You can test the efficacy with a home science experiment if you have a high-mess tolerance. Take a handful of glitter and blow it onto a table. Now, take a woven placemat — even a lacy one — and tape it to a clean section of the surface. Repeat the shiny sprinkling and notice how the covered region stays less contaminated with sparkly bits. (Here’s How to Make a Face Mask at Home and Where to Buy Affordable Face Masks).
Wipe Down Surfaces
While your child’s teacher will keep wipes handy, and custodians should sanitize more thoroughly at night, sneezes and sniffles happen in between. Make sure your child — or you — keep sanitizer wipes in your backpack.
Make sure your brand makes the EPA-approved list of disinfectants to kill the majority of viruses. Substances like vinegar will not destroy troublesome bugs.
Avoid Sharing Supplies
Your child’s pencil tip broke, and they don’t feel like raising their hand to use the sharpener. Instead, they borrow a spare from their closest seatmate — and the replacement bears teeth marks and saliva.
Make sure you pack ample pencils and pens in your child’s backpack. You might want to switch to mechanical pencils to avoid using a collective sharpener.
Practice Hands Off
One of the most pressing challenges facing schools involves training children to keep their hands to themselves. Start these lessons at home.
You can reinforce this skill with younger children by playing “hot potato.” In this variation, other people’s bodies and belongings are the spuds, and touching can lead to a penalty.
Save the Snack for Later
If you touch your mucous membranes after handling a contaminated object, you give germs up to 11 opportunities per hour to lay you low. Part of avoiding touching your face includes postponing snack time.
If your child has a condition like diabetes that requires them to eat to regulate their blood sugar, train them to use hand sanitizer before snack time. They need to follow this guidance even if they feel woozy.
Wear Your Glasses
Contact-lens wearers touch their faces more often than others to rub away eye irritation. Have your teen put vanity aside and don their glasses for back to school.
Won’t they still have their hands toward their face when they push their spectacles up the bridge of their nose?
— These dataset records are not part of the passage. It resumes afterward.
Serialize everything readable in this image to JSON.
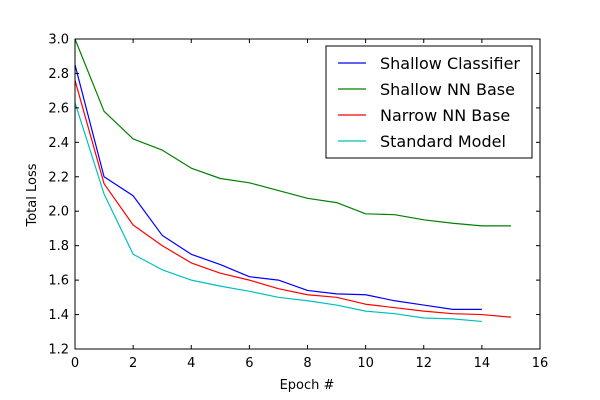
{
  "chart_data": {
    "type": "line",
    "xlabel": "Epoch #",
    "ylabel": "Total Loss",
    "xlim": [
      0,
      16
    ],
    "ylim": [
      1.2,
      3.0
    ],
    "xticks": [
      "0",
      "2",
      "4",
      "6",
      "8",
      "10",
      "12",
      "14",
      "16"
    ],
    "yticks": [
      "1.2",
      "1.4",
      "1.6",
      "1.8",
      "2.0",
      "2.2",
      "2.4",
      "2.6",
      "2.8",
      "3.0"
    ],
    "legend_position": "top-right",
    "grid": false,
    "series": [
      {
        "name": "Shallow Classifier",
        "color": "#0000ff",
        "x": [
          0,
          1,
          2,
          3,
          4,
          5,
          6,
          7,
          8,
          9,
          10,
          11,
          12,
          13,
          14
        ],
        "y": [
          2.85,
          2.2,
          2.09,
          1.86,
          1.75,
          1.69,
          1.62,
          1.6,
          1.54,
          1.52,
          1.515,
          1.48,
          1.455,
          1.43,
          1.43
        ]
      },
      {
        "name": "Shallow NN Base",
        "color": "#008000",
        "x": [
          0,
          1,
          2,
          3,
          4,
          5,
          6,
          7,
          8,
          9,
          10,
          11,
          12,
          13,
          14,
          15
        ],
        "y": [
          3.0,
          2.58,
          2.42,
          2.355,
          2.25,
          2.19,
          2.165,
          2.12,
          2.075,
          2.05,
          1.985,
          1.98,
          1.95,
          1.93,
          1.915,
          1.915
        ]
      },
      {
        "name": "Narrow NN Base",
        "color": "#ff0000",
        "x": [
          0,
          1,
          2,
          3,
          4,
          5,
          6,
          7,
          8,
          9,
          10,
          11,
          12,
          13,
          14,
          15
        ],
        "y": [
          2.76,
          2.16,
          1.92,
          1.8,
          1.7,
          1.64,
          1.6,
          1.55,
          1.515,
          1.5,
          1.46,
          1.44,
          1.42,
          1.405,
          1.4,
          1.385
        ]
      },
      {
        "name": "Standard Model",
        "color": "#00bfbf",
        "x": [
          0,
          1,
          2,
          3,
          4,
          5,
          6,
          7,
          8,
          9,
          10,
          11,
          12,
          13,
          14
        ],
        "y": [
          2.63,
          2.1,
          1.75,
          1.66,
          1.6,
          1.565,
          1.535,
          1.5,
          1.48,
          1.455,
          1.42,
          1.405,
          1.38,
          1.375,
          1.36
        ]
      }
    ]
  }
}
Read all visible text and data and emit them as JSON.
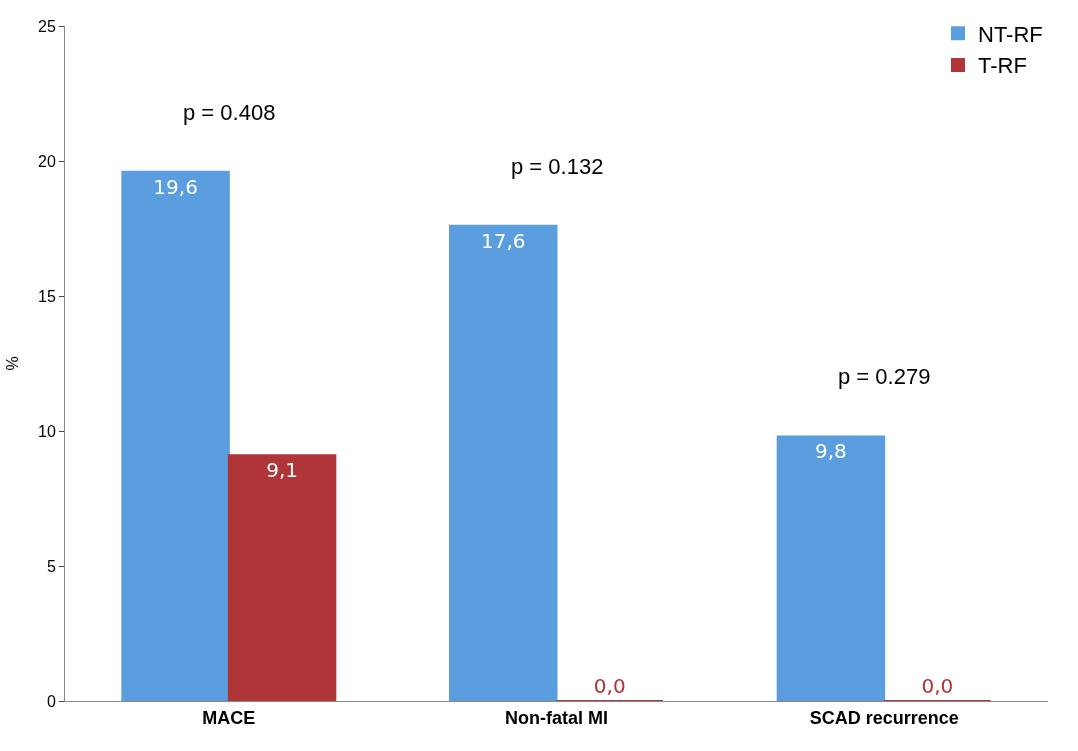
{
  "chart_data": {
    "type": "bar",
    "ylabel": "%",
    "categories": [
      "MACE",
      "Non-fatal MI",
      "SCAD recurrence"
    ],
    "series": [
      {
        "name": "NT-RF",
        "color": "#5b9ee0",
        "values": [
          19.6,
          17.6,
          9.8
        ],
        "value_labels": [
          "19,6",
          "17,6",
          "9,8"
        ]
      },
      {
        "name": "T-RF",
        "color": "#b03538",
        "values": [
          9.1,
          0.0,
          0.0
        ],
        "value_labels": [
          "9,1",
          "0,0",
          "0,0"
        ]
      }
    ],
    "ylim": [
      0,
      25
    ],
    "yticks": [
      0,
      5,
      10,
      15,
      20,
      25
    ],
    "legend": "top right",
    "annotations": [
      "p = 0.408",
      "p = 0.132",
      "p = 0.279"
    ]
  }
}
There’s a difference — they aren’t touching any mucous membranes the way they must if they have to adjust a contact lens.
Sneeze Into Your Sleeve
Even if you wear a face mask, that protection alone doesn’t give you a free pass to let a sneeze rip whenever you feel a tickle. Try to sneeze or cough into your sleeve, assuming one doesn’t catch you off-guard.
You should avoid using your hands in case germs sneak around the corners of your face covering. You don’t manipulate too many objects with your shoulder or elbow, making them the safer bets.
Maintain Social Distancing
When taking other precautions like increasing hygiene measures and masking up, you still need to abide by social distancing rules. How far should you stay apart? While the CDC recommends 6-feet, the activity you participate in influences your likelihood of spreading viruses.
One study in the New England Journal of Medicine showed that airborne droplets could travel up to 27-feet after someone coughs or sneezes. Activities like singing in a choir require more space between participants. Factors such as room temperature and humidity can influence spread, and individual susceptibility also impacts whether you’ll become sick if an airborne germ floats your way.